With the explosion of mobile devices entering the workforce and every imaginable vertical, it’s no wonder that Wi-Fi is quickly becoming a must-have technology for customers. It’s no longer a matter of buying some wireless equipment off the shelf at a Best Buy, customers today need the features and speeds which are part of enterprise-level equipment.
If you follow the Wi-Fi industry, you have probably heard by now that enterprise grade 802.11ac chipsets from the chipset manufacturers such as Qualcomm and Broadcom have been arriving on the market in what has been dubbed “waves” or phases. Enterprise wave 1 802.11ac access points started shipping in the second half of 2013 and the majority of the 802.11ac access points on the market today can be considered wave 1. What have been called wave 2 802.11ac access points started shipping in the second half of 2015 but full featured versions weren’t expected until the 2nd half of 2016.
Wave 2 promised to add:
- Data rates upwards of 3.5 Gbps vs. 1 Gbps
- 160 MHz channels vs 80 MHz (like more lanes on the highway)
- Multi User MIMO (MU-MIMO) (AP can transmit to multiple clients at the same time (up to 4)
- Standards based Transmit Beamforming (TxBF) (focus radio frequency energy at the client)

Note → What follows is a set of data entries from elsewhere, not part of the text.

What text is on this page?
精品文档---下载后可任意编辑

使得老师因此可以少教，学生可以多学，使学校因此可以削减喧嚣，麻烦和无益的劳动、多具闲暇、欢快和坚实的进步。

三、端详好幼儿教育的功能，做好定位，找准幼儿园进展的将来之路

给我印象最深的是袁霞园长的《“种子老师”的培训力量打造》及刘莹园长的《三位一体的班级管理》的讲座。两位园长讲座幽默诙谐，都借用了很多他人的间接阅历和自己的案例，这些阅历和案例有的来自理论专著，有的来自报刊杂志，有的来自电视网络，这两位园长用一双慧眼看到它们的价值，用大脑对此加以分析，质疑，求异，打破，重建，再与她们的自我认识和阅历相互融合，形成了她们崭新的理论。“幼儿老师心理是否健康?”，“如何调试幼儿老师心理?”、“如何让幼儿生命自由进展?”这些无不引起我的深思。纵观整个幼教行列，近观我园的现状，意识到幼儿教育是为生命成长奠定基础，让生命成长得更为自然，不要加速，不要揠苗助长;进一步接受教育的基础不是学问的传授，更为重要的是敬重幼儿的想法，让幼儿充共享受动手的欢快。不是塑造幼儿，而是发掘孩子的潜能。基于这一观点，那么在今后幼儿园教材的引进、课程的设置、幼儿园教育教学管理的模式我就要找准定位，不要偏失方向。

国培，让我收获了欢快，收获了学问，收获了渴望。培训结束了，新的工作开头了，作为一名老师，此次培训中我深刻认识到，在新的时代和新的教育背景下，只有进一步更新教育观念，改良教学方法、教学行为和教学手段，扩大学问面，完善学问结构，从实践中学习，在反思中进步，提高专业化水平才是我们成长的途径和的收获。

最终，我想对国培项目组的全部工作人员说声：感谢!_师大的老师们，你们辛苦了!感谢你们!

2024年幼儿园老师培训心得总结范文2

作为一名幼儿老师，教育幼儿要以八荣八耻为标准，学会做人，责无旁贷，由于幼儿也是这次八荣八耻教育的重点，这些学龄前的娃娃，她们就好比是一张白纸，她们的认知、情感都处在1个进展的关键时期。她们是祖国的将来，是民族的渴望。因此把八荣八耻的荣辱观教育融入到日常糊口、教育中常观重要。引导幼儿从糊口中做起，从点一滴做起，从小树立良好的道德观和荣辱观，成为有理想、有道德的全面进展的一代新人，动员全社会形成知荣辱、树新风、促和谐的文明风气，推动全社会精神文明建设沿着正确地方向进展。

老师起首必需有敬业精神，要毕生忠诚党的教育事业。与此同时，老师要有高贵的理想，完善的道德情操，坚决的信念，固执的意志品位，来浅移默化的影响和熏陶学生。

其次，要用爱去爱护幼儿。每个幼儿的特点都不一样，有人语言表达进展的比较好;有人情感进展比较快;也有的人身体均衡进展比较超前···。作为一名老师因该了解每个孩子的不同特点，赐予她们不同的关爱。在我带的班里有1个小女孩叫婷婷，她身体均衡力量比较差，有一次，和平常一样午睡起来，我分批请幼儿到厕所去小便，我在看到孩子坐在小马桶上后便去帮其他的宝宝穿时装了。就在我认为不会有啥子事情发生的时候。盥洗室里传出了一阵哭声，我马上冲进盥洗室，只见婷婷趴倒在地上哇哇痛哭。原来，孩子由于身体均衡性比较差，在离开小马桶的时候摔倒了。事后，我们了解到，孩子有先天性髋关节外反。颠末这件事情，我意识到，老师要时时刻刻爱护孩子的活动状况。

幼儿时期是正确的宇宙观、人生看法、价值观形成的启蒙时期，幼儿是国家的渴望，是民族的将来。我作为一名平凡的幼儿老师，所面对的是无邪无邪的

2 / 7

Like I mentioned above there had been a handful of what had been called wave 2 11ac access point product launches in the second half of 2015 and thereafter, but some may debate if they were truly wave 2. Some might call them “wave 1.5!” All can probably agree that they were not yet fully featured.

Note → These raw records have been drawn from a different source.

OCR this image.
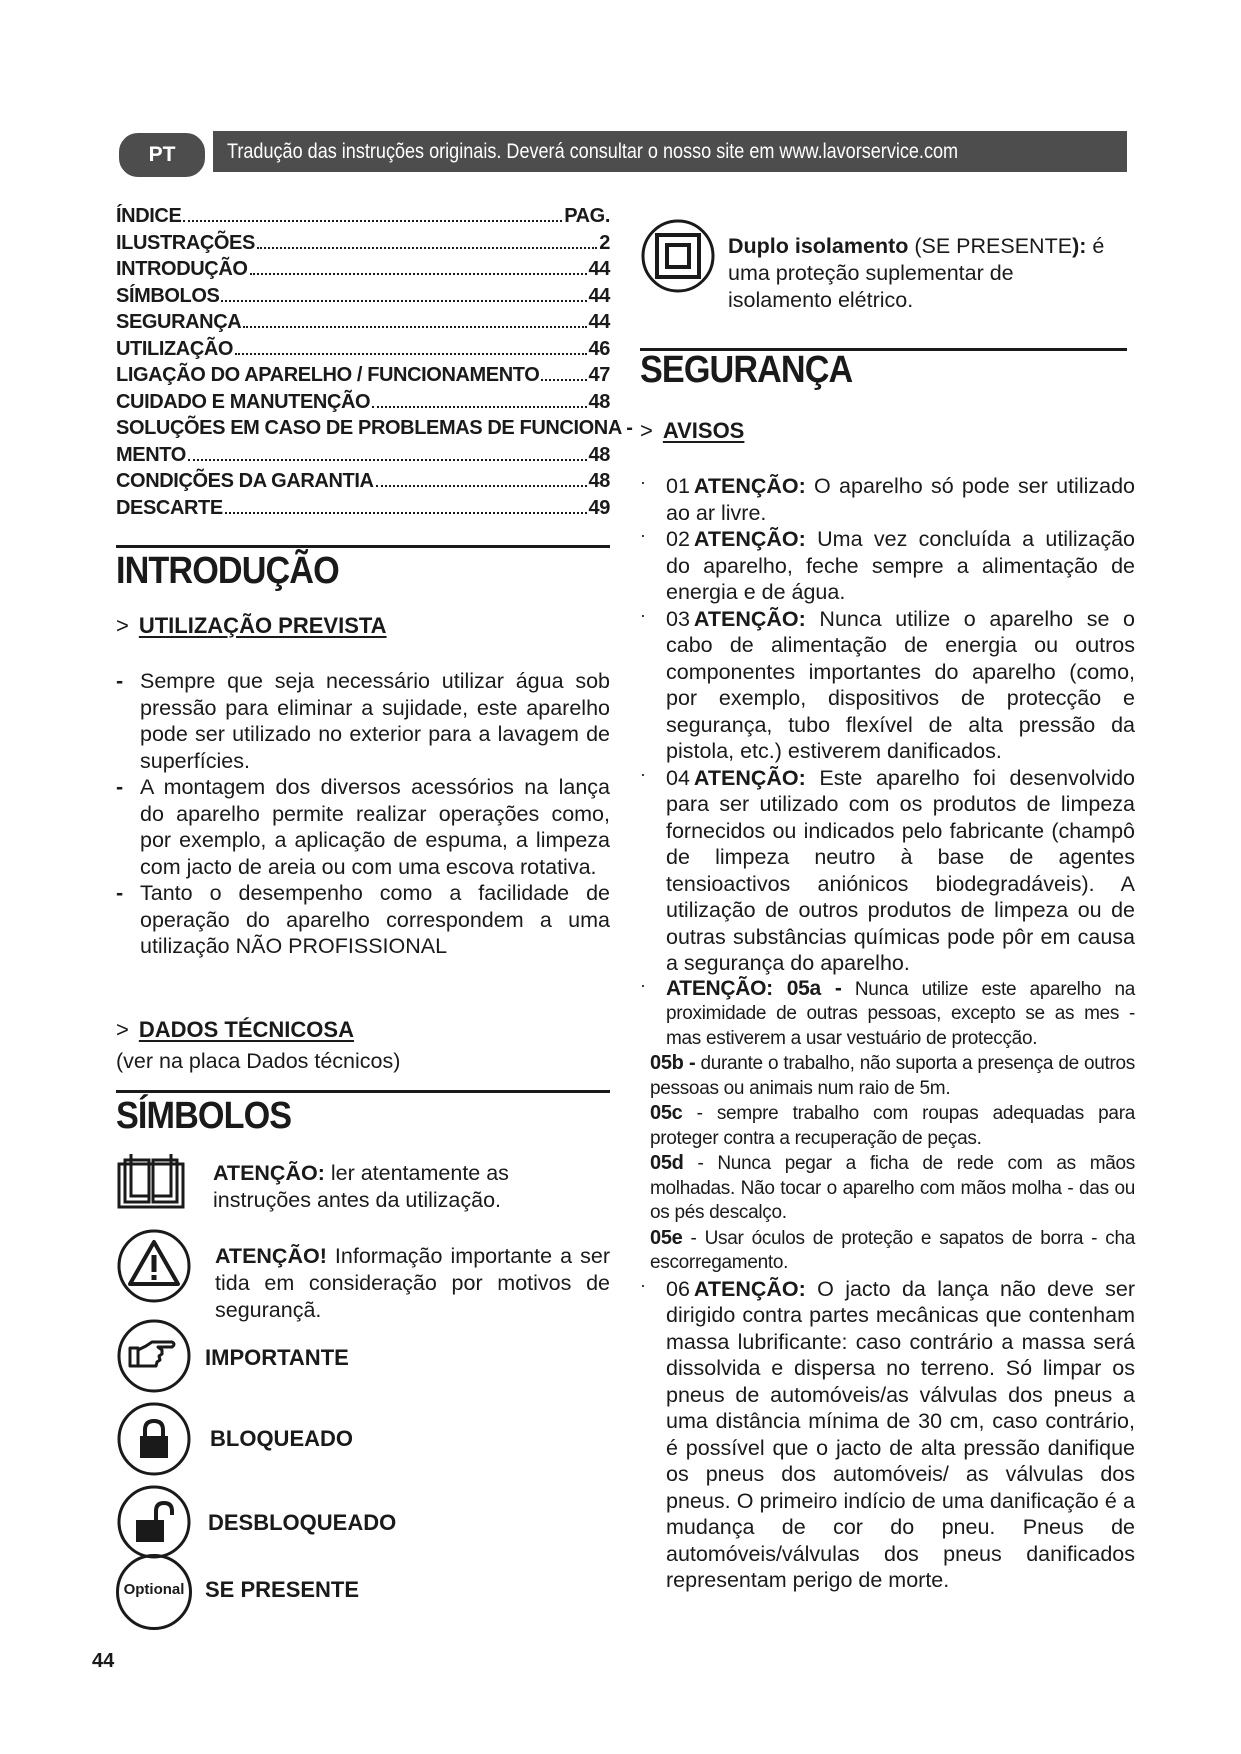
Tradução das instruções originais. Deverá consultar o nosso site em www.lavorservice.com
PT
ÍNDICE	PAG.
ILUSTRAÇÕES	2
INTRODUÇÃO	44
SÍMBOLOS	44
SEGURANÇA	44
UTILIZAÇÃO	46
LIGAÇÃO DO APARELHO / FUNCIONAMENTO 47
CUIDADO E MANUTENÇÃO	48
SOLUÇÕES EM CASO DE PROBLEMAS DE FUNCIONA -
MENTO	48
CONDIÇÕES DA GARANTIA	48
DESCARTE	49
INTRODUÇÃO
> UTILIZAÇÃO PREVISTA
- Sempre que seja necessário utilizar água sob pressão para eliminar a sujidade, este aparelho pode ser utilizado no exterior para a lavagem de superfícies.
- A montagem dos diversos acessórios na lança do aparelho permite realizar operações como, por exemplo, a aplicação de espuma, a limpeza com jacto de areia ou com uma escova rotativa.
- Tanto o desempenho como a facilidade de operação do aparelho correspondem a uma utilização NÃO PROFISSIONAL
> DADOS TÉCNICOSA
(ver na placa Dados técnicos)
SÍMBOLOS
ATENÇÃO: ler atentamente as instruções antes da utilização.
ATENÇÃO! Informação importante a ser tida em consideração por motivos de segurançã.
IMPORTANTE
BLOQUEADO
DESBLOQUEADO
Optional SE PRESENTE
Duplo isolamento (SE PRESENTE): é uma proteção suplementar de isolamento elétrico.
SEGURANÇA
> AVISOS
· 01 ATENÇÃO: O aparelho só pode ser utilizado ao ar livre.
· 02 ATENÇÃO: Uma vez concluída a utilização do aparelho, feche sempre a alimentação de energia e de água.
· 03 ATENÇÃO: Nunca utilize o aparelho se o cabo de alimentação de energia ou outros componentes importantes do aparelho (como, por exemplo, dispositivos de protecção e segurança, tubo flexível de alta pressão da pistola, etc.) estiverem danificados.
· 04 ATENÇÃO: Este aparelho foi desenvolvido para ser utilizado com os produtos de limpeza fornecidos ou indicados pelo fabricante (champô de limpeza neutro à base de agentes tensioactivos aniónicos biodegradáveis). A utilização de outros produtos de limpeza ou de outras substâncias químicas pode pôr em causa a segurança do aparelho.
· ATENÇÃO: 05a - Nunca utilize este aparelho na proximidade de outras pessoas, excepto se as mes - mas estiverem a usar vestuário de protecção.
05b - durante o trabalho, não suporta a presença de outros pessoas ou animais num raio de 5m.
05c - sempre trabalho com roupas adequadas para proteger contra a recuperação de peças.
05d - Nunca pegar a ficha de rede com as mãos molhadas. Não tocar o aparelho com mãos molha - das ou os pés descalço.
05e - Usar óculos de proteção e sapatos de borra - cha escorregamento.
· 06 ATENÇÃO: O jacto da lança não deve ser dirigido contra partes mecânicas que contenham massa lubrificante: caso contrário a massa será dissolvida e dispersa no terreno. Só limpar os pneus de automóveis/as válvulas dos pneus a uma distância mínima de 30 cm, caso contrário, é possível que o jacto de alta pressão danifique os pneus dos automóveis/ as válvulas dos pneus. O primeiro indício de uma danificação é a mudança de cor do pneu. Pneus de automóveis/válvulas dos pneus danificados representam perigo de morte.
44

- They didn’t yet have support for the promised 4x4:4 Multi-User MIMO (MU-MIMO).
- They didn’t yet support 160 MHz channels, although the usefulness of this in the enterprise is likely limited to a remote office with just one AP (given you only have one 160 MHz non-overlapping channel in the US and need DFS support). The other killer app for 160 MHz channels? The speed test!

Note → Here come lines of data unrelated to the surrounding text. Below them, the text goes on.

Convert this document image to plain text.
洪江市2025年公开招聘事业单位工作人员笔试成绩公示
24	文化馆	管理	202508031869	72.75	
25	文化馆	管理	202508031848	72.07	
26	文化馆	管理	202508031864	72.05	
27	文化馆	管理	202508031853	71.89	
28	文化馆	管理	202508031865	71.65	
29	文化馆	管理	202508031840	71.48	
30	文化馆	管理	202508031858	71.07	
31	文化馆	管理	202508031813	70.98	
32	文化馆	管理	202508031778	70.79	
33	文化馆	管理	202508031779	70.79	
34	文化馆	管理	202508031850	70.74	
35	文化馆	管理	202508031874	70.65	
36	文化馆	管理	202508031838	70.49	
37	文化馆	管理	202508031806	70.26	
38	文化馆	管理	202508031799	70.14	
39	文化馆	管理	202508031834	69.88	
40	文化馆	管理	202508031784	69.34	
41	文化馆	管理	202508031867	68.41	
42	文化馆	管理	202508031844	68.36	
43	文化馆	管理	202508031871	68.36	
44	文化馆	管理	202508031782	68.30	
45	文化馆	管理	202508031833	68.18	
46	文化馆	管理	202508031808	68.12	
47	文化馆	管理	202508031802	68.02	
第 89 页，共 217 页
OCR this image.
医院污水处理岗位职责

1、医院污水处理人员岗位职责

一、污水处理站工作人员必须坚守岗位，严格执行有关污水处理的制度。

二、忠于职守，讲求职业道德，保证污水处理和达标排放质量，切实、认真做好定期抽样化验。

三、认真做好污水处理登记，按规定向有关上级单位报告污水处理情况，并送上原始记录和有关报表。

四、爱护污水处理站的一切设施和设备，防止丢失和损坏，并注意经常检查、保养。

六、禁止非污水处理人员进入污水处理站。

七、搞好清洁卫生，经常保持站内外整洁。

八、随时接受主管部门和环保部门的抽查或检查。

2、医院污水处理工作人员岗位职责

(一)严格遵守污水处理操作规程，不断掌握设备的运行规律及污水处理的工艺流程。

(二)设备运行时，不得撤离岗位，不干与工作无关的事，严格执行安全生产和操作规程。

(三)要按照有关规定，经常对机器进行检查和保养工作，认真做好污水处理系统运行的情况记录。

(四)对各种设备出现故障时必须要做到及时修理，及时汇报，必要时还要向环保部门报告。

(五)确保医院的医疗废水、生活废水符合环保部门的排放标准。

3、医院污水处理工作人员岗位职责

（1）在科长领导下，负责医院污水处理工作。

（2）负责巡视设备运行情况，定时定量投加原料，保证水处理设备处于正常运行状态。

A true wave 2 AP includes concurrent high performance 2.4 and 5 GHz client servicing radios, as well as a dedicated dual band scanning/security radio for DynamicRF Radio Resource Management (RRM) and Wireless Intrusion Detection (WIDS), and an integrated Bluetoooth Low Energy (BLE) radio. Having a dedicated scanning/security radio ensures the client servicing radios do not waste precious airtime performing off-channel background scanning.